Deactivating a node operator

  • Mutator: setNodeOperatorActive(uint256 _id, bool _active)
    • Permission required: SET_NODE_OPERATOR_ACTIVE_ROLE

Misbehaving node operators can be deactivated by calling this function. The protocol skips deactivated operators during validator registration; also, deactivated operators don’t take part in fee distribution.

Managing node operator’s signing keys

  • Mutator: addSigningKeys(uint256 _operator_id, uint256 _quantity, bytes _pubkeys, bytes _signatures)
    • Permission required: MANAGE_SIGNING_KEYS
  • Mutator: removeSigningKey(uint256 _operator_id, uint256 _index)
    • Permission required: MANAGE_SIGNING_KEYS

Allow to manage signing keys for the given node operator.
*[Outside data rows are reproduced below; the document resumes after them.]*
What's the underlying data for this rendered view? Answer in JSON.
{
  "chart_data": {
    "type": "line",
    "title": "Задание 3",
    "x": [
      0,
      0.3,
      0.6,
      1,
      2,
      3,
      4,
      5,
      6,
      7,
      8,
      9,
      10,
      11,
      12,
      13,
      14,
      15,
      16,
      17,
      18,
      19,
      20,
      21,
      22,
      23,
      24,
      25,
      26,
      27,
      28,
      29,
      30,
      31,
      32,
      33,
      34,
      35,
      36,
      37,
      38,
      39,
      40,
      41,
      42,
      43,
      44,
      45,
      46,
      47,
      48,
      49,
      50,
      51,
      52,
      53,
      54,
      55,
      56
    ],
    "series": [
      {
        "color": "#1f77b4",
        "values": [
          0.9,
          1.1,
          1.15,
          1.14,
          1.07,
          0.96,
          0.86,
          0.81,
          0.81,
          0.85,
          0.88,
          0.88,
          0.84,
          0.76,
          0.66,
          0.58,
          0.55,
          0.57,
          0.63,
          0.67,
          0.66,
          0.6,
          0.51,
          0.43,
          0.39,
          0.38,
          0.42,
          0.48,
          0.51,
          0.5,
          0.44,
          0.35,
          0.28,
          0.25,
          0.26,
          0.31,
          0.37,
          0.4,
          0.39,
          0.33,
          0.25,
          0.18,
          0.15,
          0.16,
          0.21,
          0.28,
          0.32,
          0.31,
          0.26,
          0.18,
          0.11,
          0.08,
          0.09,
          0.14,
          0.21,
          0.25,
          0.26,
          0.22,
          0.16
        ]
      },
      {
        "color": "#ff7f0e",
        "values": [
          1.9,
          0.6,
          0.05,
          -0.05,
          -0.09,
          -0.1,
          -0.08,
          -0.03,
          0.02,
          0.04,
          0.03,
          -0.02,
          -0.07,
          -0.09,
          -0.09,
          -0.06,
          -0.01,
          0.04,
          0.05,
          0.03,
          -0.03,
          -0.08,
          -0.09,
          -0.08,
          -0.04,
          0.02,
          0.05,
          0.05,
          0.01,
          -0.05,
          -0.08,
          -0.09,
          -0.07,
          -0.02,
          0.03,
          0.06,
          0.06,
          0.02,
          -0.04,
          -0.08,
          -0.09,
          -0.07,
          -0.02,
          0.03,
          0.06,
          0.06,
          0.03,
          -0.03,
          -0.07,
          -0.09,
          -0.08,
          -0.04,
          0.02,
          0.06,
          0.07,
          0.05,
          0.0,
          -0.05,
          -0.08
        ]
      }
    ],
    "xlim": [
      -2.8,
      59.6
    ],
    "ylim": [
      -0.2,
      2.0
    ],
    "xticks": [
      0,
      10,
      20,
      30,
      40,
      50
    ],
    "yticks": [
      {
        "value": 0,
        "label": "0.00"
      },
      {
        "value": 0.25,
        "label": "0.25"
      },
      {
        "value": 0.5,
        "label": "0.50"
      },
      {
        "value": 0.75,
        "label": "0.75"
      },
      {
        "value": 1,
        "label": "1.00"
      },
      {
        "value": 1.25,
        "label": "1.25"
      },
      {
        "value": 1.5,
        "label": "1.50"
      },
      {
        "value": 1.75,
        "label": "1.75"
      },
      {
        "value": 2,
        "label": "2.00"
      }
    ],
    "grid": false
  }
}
Signing keys can also be managed by the reward address of a signing provier by calling the equivalent functions with the OperatorBH suffix: addSigningKeysOperatorBH, removeSigningKeyOperatorBH.

Reporting new stopped validators

  • Mutator: reportStoppedValidators(uint256 _id, uint64 _stoppedIncrement)
    • Permission required: REPORT_STOPPED_VALIDATORS_ROLE

Allows to report that _stoppedIncrement more validators of a node operator have become stopped.

LidoOracle.sol

Lido

Address of the Lido contract.

  • Accessor: getLido() returns (address)

Members list

The list of oracle committee members.

  • Mutators: addOracleMember(address), removeOracleMember(address)
    • Permission required: MANAGE_MEMBERS
  • Accessor: getOracleMembers() returns (address[])

The quorum

The number of oracle committee members required to form a data point.

  • Mutator: setQuorum(uint256)
    • Permission required: MANAGE_QUORUM
  • Accessor: getQuorum() returns (uint256)

The data point for a given report interval is formed when:

  1. No less than quorum oracle committee members have reported their value for the given report interval;
  2. Among these values, there is some value that occurs more frequently than the others, i.e. the set of reported values is unimodal. This value is then used for the resulting data point.